Anyone who has purchased a home or other real estate is likely aware of the potential costs associated with closing fees, title transfers, and brokerage fees. These are costs that can be reduced or even by automatically executing smart contracts without the need for a middleman. Once assets are encrypted, much of the required record keeping can take place through linked smart contracts, which can save parties time and money. Some experts have even claimed that smart contracts can benefit parties by streamlining complex leases and credit or mortgage agreements, as well as insurance policies. guarantee and guarantee. insurance. By using smart contracts and blockchain in real estate, the need for legal advice or other advisory services becomes less important, potentially cutting costs across the board.

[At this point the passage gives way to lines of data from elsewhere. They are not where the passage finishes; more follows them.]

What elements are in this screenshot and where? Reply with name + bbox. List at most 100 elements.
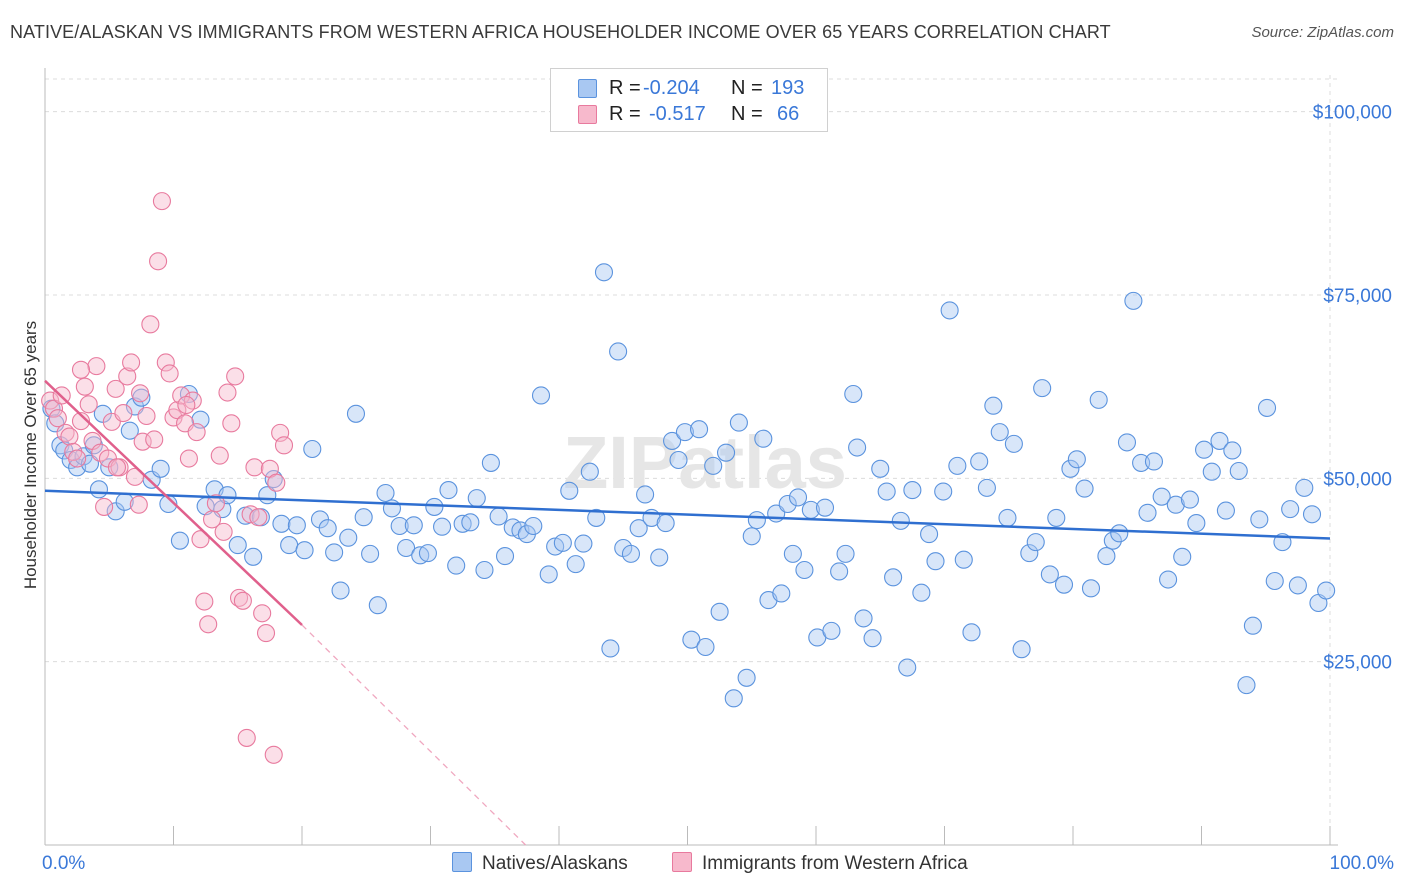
y-axis-label: Householder Income Over 65 years <box>21 321 40 589</box>
native-point <box>531 386 551 405</box>
african-point <box>206 494 225 513</box>
x-tick-label: 100.0% <box>1330 853 1395 874</box>
native-point <box>1054 575 1074 594</box>
chart-title: NATIVE/ALASKAN VS IMMIGRANTS FROM WESTER… <box>10 22 1111 42</box>
native-point <box>376 483 395 503</box>
axis-labels: $25,000 $50,000 $75,000 $100,000 0.0% 100.0% H… <box>21 103 1394 874</box>
native-point <box>970 452 989 471</box>
axes <box>44 68 1338 846</box>
african-point <box>237 728 256 747</box>
native-point <box>461 513 480 532</box>
native-point <box>1117 433 1137 452</box>
native-point <box>754 429 773 448</box>
native-point <box>404 516 423 535</box>
african-point <box>177 395 196 415</box>
african-point <box>71 412 91 431</box>
native-point <box>1159 570 1178 589</box>
native-point <box>295 541 314 560</box>
native-point <box>1202 462 1221 481</box>
native-point <box>1075 479 1094 498</box>
native-point <box>318 519 337 538</box>
native-point <box>663 431 682 450</box>
legend-row-native: R = -0.204 N = 193 <box>551 75 827 101</box>
native-point <box>1089 390 1108 409</box>
african-point <box>71 360 91 379</box>
native-point <box>433 517 452 536</box>
african-point <box>79 395 98 414</box>
native-point <box>1281 500 1300 519</box>
native-point <box>795 560 814 580</box>
native-point <box>737 668 756 687</box>
native-point <box>891 511 910 530</box>
native-point <box>1265 571 1284 591</box>
native-point <box>1302 505 1322 524</box>
native-point <box>524 516 543 536</box>
native-point <box>287 516 306 535</box>
african-point <box>114 404 133 423</box>
african-point <box>187 423 206 442</box>
native-point <box>621 544 641 563</box>
african-points <box>41 192 294 764</box>
bottom-legend-swatch-native <box>452 852 472 872</box>
african-point <box>106 379 125 398</box>
native-point <box>331 581 350 600</box>
native-point <box>1138 503 1157 522</box>
native-point <box>425 497 444 516</box>
legend-swatch-native <box>578 79 597 98</box>
african-point <box>95 497 114 516</box>
native-point <box>848 438 867 457</box>
native-point <box>898 658 917 677</box>
native-point <box>783 544 802 563</box>
native-point <box>1250 510 1269 529</box>
african-trend-extension <box>301 624 527 846</box>
native-point <box>1295 478 1314 497</box>
y-tick-label: $25,000 <box>1323 653 1392 674</box>
african-point <box>141 315 160 334</box>
native-point <box>390 516 409 536</box>
native-point <box>539 565 558 584</box>
african-point <box>195 592 214 611</box>
native-point <box>453 514 472 533</box>
native-point <box>1195 440 1214 459</box>
native-point <box>495 547 515 566</box>
native-point <box>724 689 743 708</box>
native-point <box>272 514 291 533</box>
african-point <box>256 624 276 643</box>
native-point <box>303 439 322 459</box>
african-point <box>122 353 141 372</box>
native-point <box>1288 576 1307 595</box>
native-point <box>1210 431 1229 450</box>
bottom-legend-label-native: Natives/Alaskans <box>482 853 628 874</box>
native-point <box>830 562 849 581</box>
african-point <box>125 467 144 486</box>
native-point <box>704 456 723 475</box>
african-point <box>137 406 156 426</box>
native-point <box>710 602 729 621</box>
native-point <box>560 481 579 500</box>
native-point <box>629 519 648 538</box>
x-tick-label: 0.0% <box>42 853 85 874</box>
african-point <box>222 414 241 433</box>
native-point <box>566 555 585 574</box>
native-point <box>1187 514 1206 533</box>
native-point <box>984 396 1003 415</box>
native-point <box>650 548 669 567</box>
african-point <box>253 604 272 623</box>
native-point <box>656 514 675 533</box>
native-point <box>1237 676 1256 695</box>
native-point <box>397 538 416 558</box>
native-point <box>696 637 715 657</box>
native-point <box>1243 616 1262 635</box>
native-point <box>912 583 931 602</box>
native-point <box>574 534 593 553</box>
native-point <box>587 508 606 527</box>
native-point <box>1317 581 1336 600</box>
bottom-legend-native: Natives/Alaskans <box>452 852 628 875</box>
african-point <box>133 432 152 451</box>
trend-lines <box>44 379 1331 846</box>
y-tick-label: $100,000 <box>1313 103 1392 124</box>
native-point <box>926 552 945 571</box>
african-point <box>149 252 168 271</box>
native-point <box>871 459 890 478</box>
native-point <box>998 508 1017 527</box>
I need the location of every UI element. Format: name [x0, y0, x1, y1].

Decentralized Autonomous Organizations (DAOs)

In 2017, Delaware passed Senate Bill 69, which allows businesses to be incorporated and managed using blockchain technology. This bill has opened the door to the proliferation of decentralized autonomous organizations that function as corporations in which ownership and compensation can be built into smart contracts. DAOs, which use smart contracts to code the corporate structure, can enable sophisticated incentive structures that are automatically executed within the company framework. DAOs can also help save on administrative costs including office space, recruitment and payroll through incentive structures that may not include formal employment contracts.


Thus, we have learned what a smart contract is, as well as some advantages & Disadvantages and applications of smart contracts in Crypto!

Disclaimer: All information contained in this article is for sharing market experience only and should not be considered investment advice. Crypto investment is a form of risky investment and should only be entered with capital that can be lost.